The April 2011 United Nations Report of the Secretary-General's Panel of Experts on Accountability in Sri Lanka found that the allegations that the Sri Lankan military shelled hospitals were credible.[17] They specifically found that the Mullivaikkal Hospital was marked as such and that it was shelled by the Sri Lankan Army.[18]

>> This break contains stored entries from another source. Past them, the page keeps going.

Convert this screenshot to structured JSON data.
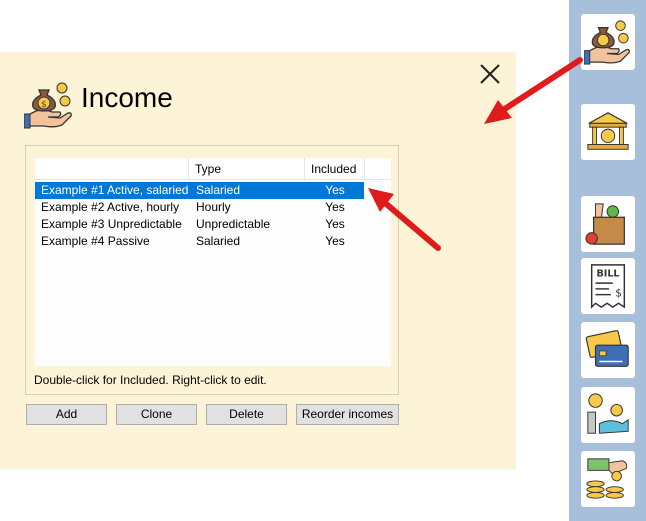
{
  "dialog": {
    "title": "Income",
    "hint": "Double-click for Included. Right-click to edit.",
    "close_glyph": "×"
  },
  "list": {
    "columns": [
      "",
      "Type",
      "Included"
    ],
    "rows": [
      {
        "name": "Example #1 Active, salaried",
        "type": "Salaried",
        "included": "Yes",
        "selected": true
      },
      {
        "name": "Example #2 Active, hourly",
        "type": "Hourly",
        "included": "Yes",
        "selected": false
      },
      {
        "name": "Example #3 Unpredictable",
        "type": "Unpredictable",
        "included": "Yes",
        "selected": false
      },
      {
        "name": "Example #4 Passive",
        "type": "Salaried",
        "included": "Yes",
        "selected": false
      }
    ]
  },
  "buttons": {
    "add": "Add",
    "clone": "Clone",
    "delete": "Delete",
    "reorder": "Reorder incomes"
  },
  "sidebar": {
    "items": [
      {
        "icon": "money-bag-hand-icon"
      },
      {
        "icon": "bank-icon"
      },
      {
        "icon": "grocery-bag-icon"
      },
      {
        "icon": "bill-icon"
      },
      {
        "icon": "credit-cards-icon"
      },
      {
        "icon": "savings-transfer-icon"
      },
      {
        "icon": "cash-coins-icon"
      }
    ]
  },
  "colors": {
    "panel": "#fdf3d6",
    "sidebar": "#a8bfdc",
    "selection": "#0078d7",
    "annotation_arrow": "#e01b1b"
  }
}
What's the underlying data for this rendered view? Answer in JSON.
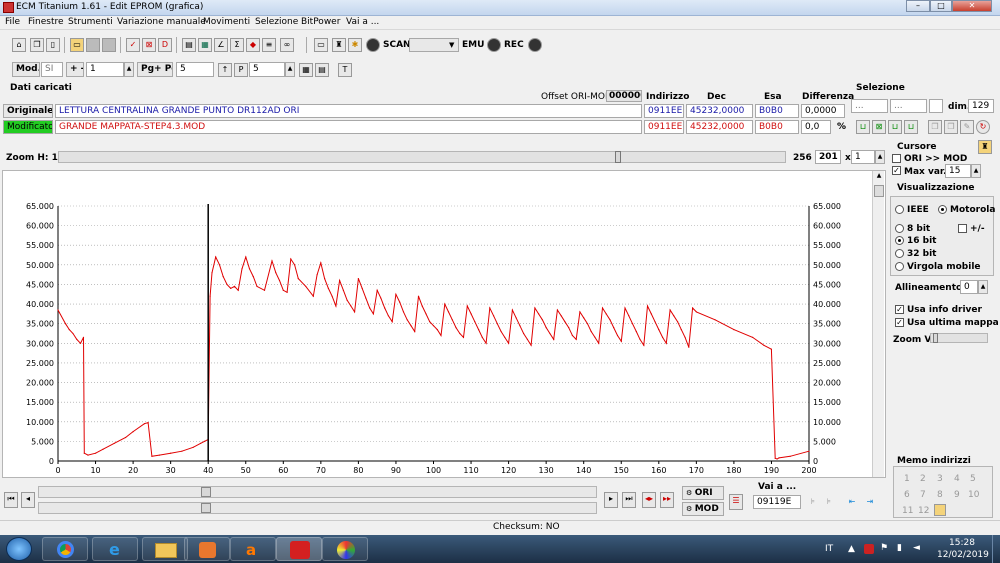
{
  "window": {
    "title": "ECM Titanium 1.61 - Edit EPROM (grafica)",
    "min": "–",
    "max": "□",
    "close": "✕"
  },
  "menu": [
    "File",
    "Finestre",
    "Strumenti",
    "Variazione manuale",
    "Movimenti",
    "Selezione",
    "BitPower",
    "Vai a ..."
  ],
  "toolbar1": {
    "scan_label": "SCAN",
    "emu_label": "EMU",
    "rec_label": "REC"
  },
  "toolbar2": {
    "mod_label": "Mod.:",
    "mod_value": "SI",
    "plusminus": "+ -",
    "step_value": "1",
    "pg_label": "Pg+ Pg-",
    "pg_value": "5",
    "p_value": "5"
  },
  "data_loaded": {
    "header": "Dati caricati",
    "offset_label": "Offset ORI-MOD",
    "offset_value": "000000",
    "col_indirizzo": "Indirizzo",
    "col_dec": "Dec",
    "col_esa": "Esa",
    "col_diff": "Differenza",
    "original": {
      "label": "Originale",
      "name": "LETTURA CENTRALINA GRANDE PUNTO DR112AD ORI",
      "addr": "0911EE",
      "dec": "45232,0000",
      "esa": "B0B0",
      "diff": "0,0000"
    },
    "modified": {
      "label": "Modificato",
      "name": "GRANDE MAPPATA-STEP4.3.MOD",
      "addr": "0911EE",
      "dec": "45232,0000",
      "esa": "B0B0",
      "diff": "0,0",
      "pct": "%"
    }
  },
  "selezione": {
    "label": "Selezione",
    "from": "...",
    "to": "...",
    "dim_label": "dim.",
    "dim_value": "129"
  },
  "zoom": {
    "label": "Zoom H: 16",
    "right_value": "256",
    "value": "201",
    "x_label": "x",
    "mult": "1"
  },
  "cursore": {
    "label": "Cursore",
    "ori_mod": "ORI >> MOD",
    "max_var": "Max var.",
    "max_var_value": "15"
  },
  "visualizzazione": {
    "label": "Visualizzazione",
    "ieee": "IEEE",
    "motorola": "Motorola",
    "bit8": "8 bit",
    "plusminus": "+/-",
    "bit16": "16 bit",
    "bit32": "32 bit",
    "float": "Virgola mobile",
    "align_label": "Allineamento:",
    "align_value": "0",
    "info_driver": "Usa info driver",
    "last_map": "Usa ultima mappa",
    "zoom_v": "Zoom V:"
  },
  "memo": {
    "label": "Memo indirizzi",
    "slots": [
      "1",
      "2",
      "3",
      "4",
      "5",
      "6",
      "7",
      "8",
      "9",
      "10",
      "11",
      "12"
    ]
  },
  "nav": {
    "ori_label": "ORI",
    "mod_label": "MOD",
    "vai_label": "Vai a ...",
    "vai_value": "09119E"
  },
  "status": {
    "checksum": "Checksum: NO"
  },
  "tray": {
    "lang": "IT",
    "time": "15:28",
    "date": "12/02/2019"
  },
  "colors": {
    "line": "#e00000",
    "cursor": "#000000",
    "accent_green": "#22cc22"
  },
  "chart_data": {
    "type": "line",
    "xlim": [
      0,
      200
    ],
    "ylim": [
      0,
      65000
    ],
    "xticks": [
      "0",
      "10",
      "20",
      "30",
      "40",
      "50",
      "60",
      "70",
      "80",
      "90",
      "100",
      "110",
      "120",
      "130",
      "140",
      "150",
      "160",
      "170",
      "180",
      "190",
      "200"
    ],
    "yticks": [
      "0",
      "5.000",
      "10.000",
      "15.000",
      "20.000",
      "25.000",
      "30.000",
      "35.000",
      "40.000",
      "45.000",
      "50.000",
      "55.000",
      "60.000",
      "65.000"
    ],
    "cursor_x": 40,
    "grid": "horizontal dashed",
    "x": [
      0,
      2,
      3,
      4,
      5,
      6,
      6.8,
      7,
      8,
      10,
      12,
      15,
      18,
      20,
      23,
      24,
      25,
      27,
      30,
      33,
      36,
      38,
      39,
      40,
      40.5,
      41,
      42,
      43,
      44,
      45,
      46,
      47,
      48,
      49,
      50,
      51,
      52,
      53,
      55,
      57,
      58,
      59,
      60,
      61,
      62,
      63,
      64,
      66,
      68,
      69,
      70,
      71,
      72,
      73,
      74,
      75,
      76,
      77,
      78,
      79,
      80,
      81,
      82,
      83,
      84,
      85,
      86,
      87,
      88,
      89,
      90,
      91,
      92,
      93,
      94,
      95,
      96,
      97,
      98,
      99,
      100,
      101,
      102,
      103,
      104,
      105,
      106,
      107,
      108,
      109,
      110,
      111,
      112,
      113,
      114,
      115,
      116,
      117,
      118,
      119,
      120,
      121,
      122,
      123,
      124,
      125,
      126,
      127,
      128,
      129,
      130,
      131,
      132,
      133,
      134,
      135,
      136,
      137,
      138,
      139,
      140,
      141,
      142,
      143,
      144,
      145,
      146,
      147,
      148,
      149,
      150,
      151,
      152,
      153,
      154,
      155,
      156,
      157,
      158,
      159,
      160,
      161,
      162,
      163,
      164,
      165,
      166,
      167,
      168,
      169,
      170,
      175,
      180,
      185,
      188,
      190,
      191,
      191.5,
      192,
      195,
      200
    ],
    "y": [
      38500,
      35000,
      33500,
      32500,
      31000,
      30000,
      31500,
      2000,
      1500,
      2000,
      3000,
      4500,
      6000,
      7500,
      9500,
      9800,
      1200,
      1500,
      2000,
      2500,
      3500,
      4500,
      5000,
      5500,
      42000,
      48000,
      52000,
      50000,
      47000,
      45000,
      44000,
      44500,
      43500,
      49000,
      52000,
      49000,
      47000,
      44500,
      43500,
      51000,
      48000,
      46000,
      43500,
      43000,
      51500,
      50000,
      46500,
      44500,
      42000,
      47500,
      50500,
      46500,
      44000,
      42000,
      39500,
      46000,
      43500,
      41000,
      39500,
      38000,
      46500,
      44000,
      41500,
      39000,
      37500,
      43500,
      41500,
      39000,
      37000,
      35500,
      42500,
      40500,
      38000,
      36000,
      34500,
      33000,
      42000,
      39500,
      37500,
      35500,
      34500,
      33500,
      32000,
      40000,
      38000,
      36000,
      34000,
      32500,
      31500,
      39500,
      37500,
      35500,
      33500,
      31500,
      30000,
      39000,
      37000,
      35000,
      33000,
      31500,
      30000,
      38500,
      36500,
      34500,
      32500,
      31000,
      29500,
      39000,
      37500,
      36000,
      34000,
      32500,
      31000,
      38500,
      37000,
      35500,
      34000,
      32000,
      31000,
      38000,
      36500,
      35000,
      33000,
      31500,
      30000,
      39000,
      37500,
      36000,
      34000,
      32000,
      30500,
      39000,
      37000,
      35000,
      33000,
      31000,
      29500,
      39500,
      37500,
      35500,
      33500,
      31500,
      30000,
      38500,
      37000,
      35500,
      33500,
      31500,
      29000,
      39000,
      38000,
      36000,
      33500,
      31500,
      29500,
      28500,
      700,
      500,
      800,
      1200,
      2500,
      3500,
      5000,
      5800,
      1500,
      500,
      400,
      400
    ]
  }
}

In May 2010 President Rajapaksa appointed a Lessons Learnt and Reconciliation Commission to deal with the aftermath of the war.[19] The commission received testimony about the shelling of the Mullivaikkal Hospital.[20] In their final report they concluded in general that:
9.10 The Commission is satisfied, on careful consideration of all the circumstances, that shells had fallen on hospitals causing damage and resulting in casualties. However, the material placed before the Commission points to a somewhat confused picture as to the precise nature of events, from the perspective of time, exact location, and direction of fire.
— LLRC Report, [21]
However, the Commission did not specifically identify incidents in its conclusion and concluded that non-availability of primary evidence of a technical nature and also the fact that supportive civilian evidence is equivocal in nature and does not warrant a definitive conclusion that one Party or the other was responsible for the shelling.[22] There were no recommendations to the military as a result of the hospital shellings. The Commission concluded: "On consideration of all facts and circumstances before it, the commission concludes that the security forces had not deliberately targeted the civilians in the NFZs, although civilian casualties had occurred in the course of crossfire."[23] They went on to say: "The Commission after most careful consideration of all aspects, is of the view that the Security Forces were confronted with an unprecedented situation when no other choice was possible and all "feasible precautions" that were practicable in the circumstances had been taken.[23]
In April 2012, the U.S. State Department Office of Global Criminal Justice (GCJ),[24] led by Ambassador-at-Large Stephen Rapp, submitted a report on Sri Lanka to the U.S Congress that diplomatically praised the LLRC report, but asked for the Government of Sri Lanka to establish an independent mechanism to investigate the credible allegations that the LLRC failed to address.[25] The GCJ indicated that the allegations regarding the shelling of known hospitals implicate grave breaches of International humanitarian law and merit further investigation.[25]